SU, GIDA GÜVENLİĞİ İÇİN ÖNEMLİ

Türkiye Ziraat Odaları Birliği Genel Başkanı Şemsi Bayraktar, kişi başına düşen yıllık su miktarında düşüş olan Türkiye'nin su stresi yaşayan ülkeler arasında yer aldığını hızla su fakiri ülke konumuna ilerlediğini kaydetti.

TZOB Genel Başkanı Bayraktar, 16 Ekim Dünya Gıda Günü dolayısıyla yaptığı açıklamada, Dünya Gıda Günü'nün bu yıl ‘Su Hayattır, Su Gıda Demektir’ teması ile kutlandığını belirterek, "Tüm canlılar için yaşam kaynağı olan su, gıdanın da olmazsa olmaz hammaddesidir. Susuz bir gıda üretimi düşünülemez. İnsan gıdasını ve hayvan besinini sağlayacak bitkisel üretim için su elzemdir" dedi.

Sağlıklı, sürdürülebilir ve ulaşılabilir gıdanın insanlığın en temel ve karşılanması gereken ihtiyacı olduğuna işaret eden Bayraktar, "Ancak günümüz dünyasında açlıkla mücadelemiz devam ediyor. FAO verilerine göre 2022 yılında 783 milyon insan yetersiz besleniyor ve açlık yaşıyor. 2022 yılında Asya ve Latin Amerika'da, açlığın azaltılmasına yönelik gayretlerde ilerleme sağlanmasına karşın Batı Asya, Karayipler ve Afrika'nın tüm alt bölgelerinde açlığın artmaya devam ettiği görülüyor. Dünyada yetersiz beslenen insanların en yüksek olduğu bölge Afrika'dır. Üstelik 2030 yılına geldiğimizde yaklaşık 600 milyon insanın hala yetersiz besleneceği tahmin ediliyor" ifadelerini kullandı.

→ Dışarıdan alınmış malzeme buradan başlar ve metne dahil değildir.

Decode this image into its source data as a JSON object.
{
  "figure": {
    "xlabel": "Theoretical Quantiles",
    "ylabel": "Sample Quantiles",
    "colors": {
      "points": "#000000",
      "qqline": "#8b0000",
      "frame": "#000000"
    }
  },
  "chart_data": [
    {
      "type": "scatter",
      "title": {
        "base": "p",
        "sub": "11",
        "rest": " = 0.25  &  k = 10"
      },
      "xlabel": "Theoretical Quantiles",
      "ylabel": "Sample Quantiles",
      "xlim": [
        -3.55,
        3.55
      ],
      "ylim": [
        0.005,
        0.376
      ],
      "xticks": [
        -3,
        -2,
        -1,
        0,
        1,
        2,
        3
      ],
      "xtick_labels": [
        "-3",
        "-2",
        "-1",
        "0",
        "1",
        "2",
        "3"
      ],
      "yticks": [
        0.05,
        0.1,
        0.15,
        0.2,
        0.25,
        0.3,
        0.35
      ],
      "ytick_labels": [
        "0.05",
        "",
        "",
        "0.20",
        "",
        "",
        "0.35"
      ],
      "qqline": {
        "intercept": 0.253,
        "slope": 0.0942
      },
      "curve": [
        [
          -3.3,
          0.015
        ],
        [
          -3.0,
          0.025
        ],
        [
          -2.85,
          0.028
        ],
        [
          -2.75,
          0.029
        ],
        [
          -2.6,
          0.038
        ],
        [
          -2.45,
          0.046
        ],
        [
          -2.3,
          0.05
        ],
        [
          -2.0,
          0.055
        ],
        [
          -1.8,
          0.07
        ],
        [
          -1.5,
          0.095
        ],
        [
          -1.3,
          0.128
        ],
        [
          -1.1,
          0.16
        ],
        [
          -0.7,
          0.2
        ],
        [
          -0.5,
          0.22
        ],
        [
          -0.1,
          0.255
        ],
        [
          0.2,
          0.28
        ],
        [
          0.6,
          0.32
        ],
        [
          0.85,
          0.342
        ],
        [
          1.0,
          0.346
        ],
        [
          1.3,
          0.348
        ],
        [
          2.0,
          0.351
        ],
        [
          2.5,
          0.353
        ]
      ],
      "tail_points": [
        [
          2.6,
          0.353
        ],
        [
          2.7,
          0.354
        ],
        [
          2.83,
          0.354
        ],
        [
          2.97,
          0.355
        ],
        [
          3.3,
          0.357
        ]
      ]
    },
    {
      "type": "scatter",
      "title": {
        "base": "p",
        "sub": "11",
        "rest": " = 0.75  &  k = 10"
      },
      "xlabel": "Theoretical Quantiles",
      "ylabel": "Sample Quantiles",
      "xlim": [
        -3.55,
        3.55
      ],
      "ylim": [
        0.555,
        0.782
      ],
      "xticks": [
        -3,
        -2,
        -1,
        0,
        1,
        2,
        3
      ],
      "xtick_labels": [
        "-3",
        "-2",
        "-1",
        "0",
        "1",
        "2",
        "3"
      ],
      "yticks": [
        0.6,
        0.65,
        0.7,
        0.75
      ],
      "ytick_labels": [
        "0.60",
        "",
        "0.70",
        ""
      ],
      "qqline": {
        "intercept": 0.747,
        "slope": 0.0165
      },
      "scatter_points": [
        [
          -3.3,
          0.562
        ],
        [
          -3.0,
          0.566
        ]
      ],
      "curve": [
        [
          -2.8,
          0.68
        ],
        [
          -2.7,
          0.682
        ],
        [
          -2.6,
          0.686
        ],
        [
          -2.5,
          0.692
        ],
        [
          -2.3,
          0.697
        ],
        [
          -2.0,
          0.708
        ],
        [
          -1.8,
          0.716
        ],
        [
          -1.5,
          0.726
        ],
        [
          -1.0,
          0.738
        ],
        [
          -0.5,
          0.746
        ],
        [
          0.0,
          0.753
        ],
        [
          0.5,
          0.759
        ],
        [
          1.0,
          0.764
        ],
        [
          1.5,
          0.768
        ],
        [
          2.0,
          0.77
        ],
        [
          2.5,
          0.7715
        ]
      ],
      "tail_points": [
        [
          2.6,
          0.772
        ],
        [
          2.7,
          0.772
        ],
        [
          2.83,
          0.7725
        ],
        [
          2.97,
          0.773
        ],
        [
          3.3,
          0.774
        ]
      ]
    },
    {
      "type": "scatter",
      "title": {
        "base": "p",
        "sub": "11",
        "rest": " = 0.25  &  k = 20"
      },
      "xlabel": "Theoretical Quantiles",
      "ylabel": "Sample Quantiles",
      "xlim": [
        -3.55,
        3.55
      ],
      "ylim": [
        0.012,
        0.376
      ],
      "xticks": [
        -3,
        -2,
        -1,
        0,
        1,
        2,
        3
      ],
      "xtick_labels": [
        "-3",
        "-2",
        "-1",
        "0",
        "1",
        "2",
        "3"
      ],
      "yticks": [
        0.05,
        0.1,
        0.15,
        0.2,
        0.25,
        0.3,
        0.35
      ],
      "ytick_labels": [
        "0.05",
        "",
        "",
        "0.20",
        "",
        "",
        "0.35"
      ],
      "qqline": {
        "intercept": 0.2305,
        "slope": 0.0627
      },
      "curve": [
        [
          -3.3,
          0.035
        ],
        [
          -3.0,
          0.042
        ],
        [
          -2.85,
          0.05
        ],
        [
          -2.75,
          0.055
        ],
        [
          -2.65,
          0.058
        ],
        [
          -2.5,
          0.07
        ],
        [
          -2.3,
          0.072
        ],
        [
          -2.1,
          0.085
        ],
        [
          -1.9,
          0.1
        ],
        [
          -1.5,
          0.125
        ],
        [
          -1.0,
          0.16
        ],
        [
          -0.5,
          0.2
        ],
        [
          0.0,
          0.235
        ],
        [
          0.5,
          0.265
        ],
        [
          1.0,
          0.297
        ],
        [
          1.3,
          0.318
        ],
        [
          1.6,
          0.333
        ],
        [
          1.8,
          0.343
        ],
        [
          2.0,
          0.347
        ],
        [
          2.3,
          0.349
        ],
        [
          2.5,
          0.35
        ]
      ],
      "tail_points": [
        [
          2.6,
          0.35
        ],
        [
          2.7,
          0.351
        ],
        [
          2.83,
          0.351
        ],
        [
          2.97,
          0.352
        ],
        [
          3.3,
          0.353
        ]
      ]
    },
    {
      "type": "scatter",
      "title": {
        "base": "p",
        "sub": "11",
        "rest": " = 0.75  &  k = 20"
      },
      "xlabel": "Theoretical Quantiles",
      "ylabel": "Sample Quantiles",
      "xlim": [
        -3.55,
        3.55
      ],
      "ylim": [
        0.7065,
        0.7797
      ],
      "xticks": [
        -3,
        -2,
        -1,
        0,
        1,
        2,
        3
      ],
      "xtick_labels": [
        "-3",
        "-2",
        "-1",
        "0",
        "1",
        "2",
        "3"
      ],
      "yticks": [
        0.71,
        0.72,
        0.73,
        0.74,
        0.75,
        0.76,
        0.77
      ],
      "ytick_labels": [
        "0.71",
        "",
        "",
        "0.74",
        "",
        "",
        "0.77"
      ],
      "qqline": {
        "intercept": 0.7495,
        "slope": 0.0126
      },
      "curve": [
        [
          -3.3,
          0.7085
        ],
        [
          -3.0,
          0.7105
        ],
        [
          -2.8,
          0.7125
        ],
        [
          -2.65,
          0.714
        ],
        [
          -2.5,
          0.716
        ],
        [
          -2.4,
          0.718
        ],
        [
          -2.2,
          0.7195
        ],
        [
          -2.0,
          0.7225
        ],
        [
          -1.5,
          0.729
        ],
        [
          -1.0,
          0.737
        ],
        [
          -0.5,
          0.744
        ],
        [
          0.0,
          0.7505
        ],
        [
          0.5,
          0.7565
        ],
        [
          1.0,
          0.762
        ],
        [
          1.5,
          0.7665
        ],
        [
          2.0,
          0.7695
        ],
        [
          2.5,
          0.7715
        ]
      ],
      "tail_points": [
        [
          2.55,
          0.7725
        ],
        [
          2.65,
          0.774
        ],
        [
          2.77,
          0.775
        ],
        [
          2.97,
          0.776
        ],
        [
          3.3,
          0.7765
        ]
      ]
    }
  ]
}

SU, GIDA GÜVENLİĞİ İÇİN ÖNEMLİ

SU FAKİRİ OLMAYA DOĞRU GİDİYORUZ

Hızlı nüfus artışı, kentleşme, ekonomik kalkınma ve iklim değişikliğinin, dünyanın su kaynaklarını baskı altına soktuğuna işaret eden Bayraktar, insanların beslenebilmesi için yeterli ve güvenilir gıda üretiminin yanı sıra sulama suyuna ve temiz suya olan ihtiyacın da arttığını kaydetti. Tarımsal ve evsel su talebinin artmasının yanında gelişen sanayi sektöründe de su talebinin arttığını vurgulayan Bayraktar, "Günümüzde 2,4 milyar insan su sıkıntısı çeken ülkelerde yaşıyor. Ayrıca küresel nüfusun yaklaşık yüzde 10'u da yüksek ve kritik su sıkıntısı çeken ülkelerde bulunuyor. Ülkemizde kişi başına düşen yıllık su miktarı 2000 yılında 1652 metreküp iken, 2022 yılında ise 1322 metreküpe düştü. Mevcut durumda ülkemiz yıllık kişi başına düşen 1322 metreküp ile su stresi yaşayan ülkeler arasında yer alıyor ve hızla su fakiri ülke konumuna ilerlediğimiz görünüyor" ifadelerini kullandı.

SU GIDA GÜVENLİĞİ İÇİN ÖNEMLİ

Türkiye'de 112 milyar metreküp olan su potansiyelinin 57 milyar metreküpünün kullanıldığına dikkat çeken Bayraktar, "Bu miktarın yüzde 77'si yani 44 milyar metreküpü tarımsal sulamada ve geri kalan 13 milyar metreküpü ise içme, kullanma ve sanayi suyu olarak değerlendiriliyor. Ülkemizde yenilikçi teknolojilerin benimsenmesi, mevcut sulama altyapısının rehabilitasyonu ve modernizasyonu da dahil olmak üzere su verimliliğini artıran teşvik edici uygulamalara öncelik verilmelidir. Ülkemizde ekonomik olarak sulanabilir alan 8,5 milyon hektar olup, 6,96 milyon hektar alan sulamaya açıldı. Sulamaya açılan alanda artış olmakla birlikte 1,54 milyon hektar alanda sulama altyapısı tamamlanmadı. Ekonomik nedenler, su kaynağı ve tesis yetersizliği, topografya yetersizliği, arazinin parçalı olması gibi nedenlerden dolayı tarım alanları yeterince sulanamıyor. Ancak sulama alt yapısı tamamlanmamış tarım arazilerinin suya kavuşturulması gıda güvenliğimiz için oldukça önemlidir" şeklinde görüş belirtti.